In order to start decoding speech either directly from your microphone or from files, the first tool to download is pocketsphinx.

Debian systems

For debian based systems, you can install it simply using the apt package manager.

sudo apt-get install pocketsphinx

Mac OS

You can install pocketsphinx using brew

brew install cmu-sphinx

Additional resources

Models and dictionary

pocketsphinx can not decode by itself, it needs language dependent resources. Namely:

  • Acoustic model
  • Language model
  • Phonetic lexicon (dictionary)

Practically the language model and the lexicon are both single files, whereas the acoustic model consists of multiple files; usually all the resources are distributed together.

You can download our Catalan models from here. Also the CMUSphinx sourceforge downloads page already has some languages available.

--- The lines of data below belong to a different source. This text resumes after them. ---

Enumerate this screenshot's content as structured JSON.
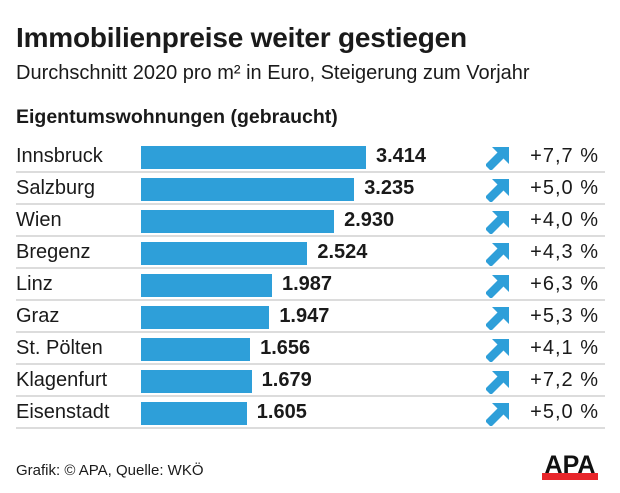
{
  "header": {
    "title": "Immobilienpreise weiter gestiegen",
    "subtitle": "Durchschnitt 2020 pro m² in Euro, Steigerung zum Vorjahr",
    "section": "Eigentumswohnungen (gebraucht)"
  },
  "footer": {
    "credit": "Grafik: © APA, Quelle: WKÖ",
    "logo_text": "APA"
  },
  "colors": {
    "bar": "#2e9fd9",
    "arrow": "#2e9fd9",
    "logo_bar": "#e8262b"
  },
  "chart_data": {
    "type": "bar",
    "orientation": "horizontal",
    "title": "Immobilienpreise weiter gestiegen",
    "subtitle": "Durchschnitt 2020 pro m² in Euro, Steigerung zum Vorjahr",
    "section_label": "Eigentumswohnungen (gebraucht)",
    "categories": [
      "Innsbruck",
      "Salzburg",
      "Wien",
      "Bregenz",
      "Linz",
      "Graz",
      "St. Pölten",
      "Klagenfurt",
      "Eisenstadt"
    ],
    "values": [
      3414,
      3235,
      2930,
      2524,
      1987,
      1947,
      1656,
      1679,
      1605
    ],
    "value_labels": [
      "3.414",
      "3.235",
      "2.930",
      "2.524",
      "1.987",
      "1.947",
      "1.656",
      "1.679",
      "1.605"
    ],
    "change_pct": [
      7.7,
      5.0,
      4.0,
      4.3,
      6.3,
      5.3,
      4.1,
      7.2,
      5.0
    ],
    "change_labels": [
      "+7,7 %",
      "+5,0 %",
      "+4,0 %",
      "+4,3 %",
      "+6,3 %",
      "+5,3 %",
      "+4,1 %",
      "+7,2 %",
      "+5,0 %"
    ],
    "trend_icon": "arrow-up-right-icon",
    "unit": "Euro pro m²",
    "xlim": [
      0,
      3414
    ],
    "grid": false,
    "legend": "none",
    "source": "Grafik: © APA, Quelle: WKÖ"
  }
}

Each language should have at least the three resources. The case for Spanish is as follows:

NOTE

For debian base systems, English models can be downloaded by sudo apt-get install pocketsphinx-en-us

Transcribed audio files

Nevertheless if you want to follow the tutorial using the Spanish models, you can download them here within which you will find the directory path structure similar to our Catalan models.

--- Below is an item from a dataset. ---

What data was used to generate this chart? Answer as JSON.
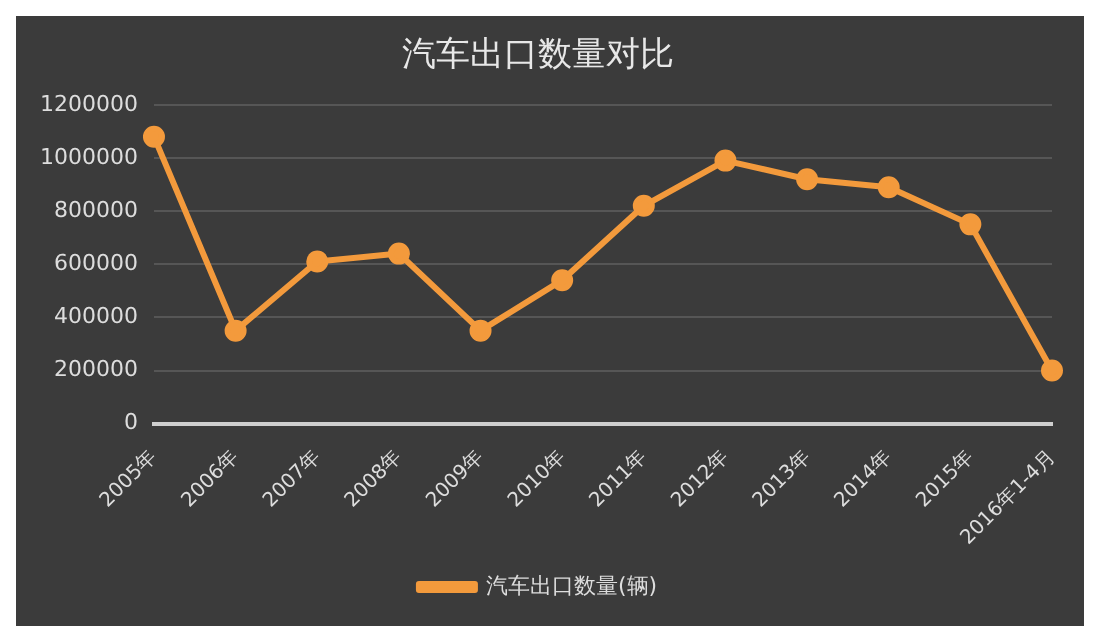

To start testing the speech recognition capabilities, it is possible to download speech files for a given language from the Voxforge website. Following the above example the Spanish speech files can be found here and specifically here.

NOTE

Each acoustic model is trained for a given audio sampling. The most common values are 16kHz and 8kHz. When decoding speech recordings, make sure the file sampling is consistent with what the acoustic model is trained for.

Examples

Now we can test the pocketsphinx installation. To test using a file:

pocketsphinx_continuous -hmm  <acoustic_model_path> -lm <language_model_file> -dict <dictionary_file> -infile <wave_file>

Or simply for the Catalan case:

pocketsphinx_continuous -hmm  ca-es/acoustic-model/ -lm ca-es/language-model.lm.bin -dict ca-es/pronounciation-dictionary.dict -infile scripts/test_wavs/test_ca-es.wav 2>/dev/null

The last part 2>/dev/null is to hide the progress log messages.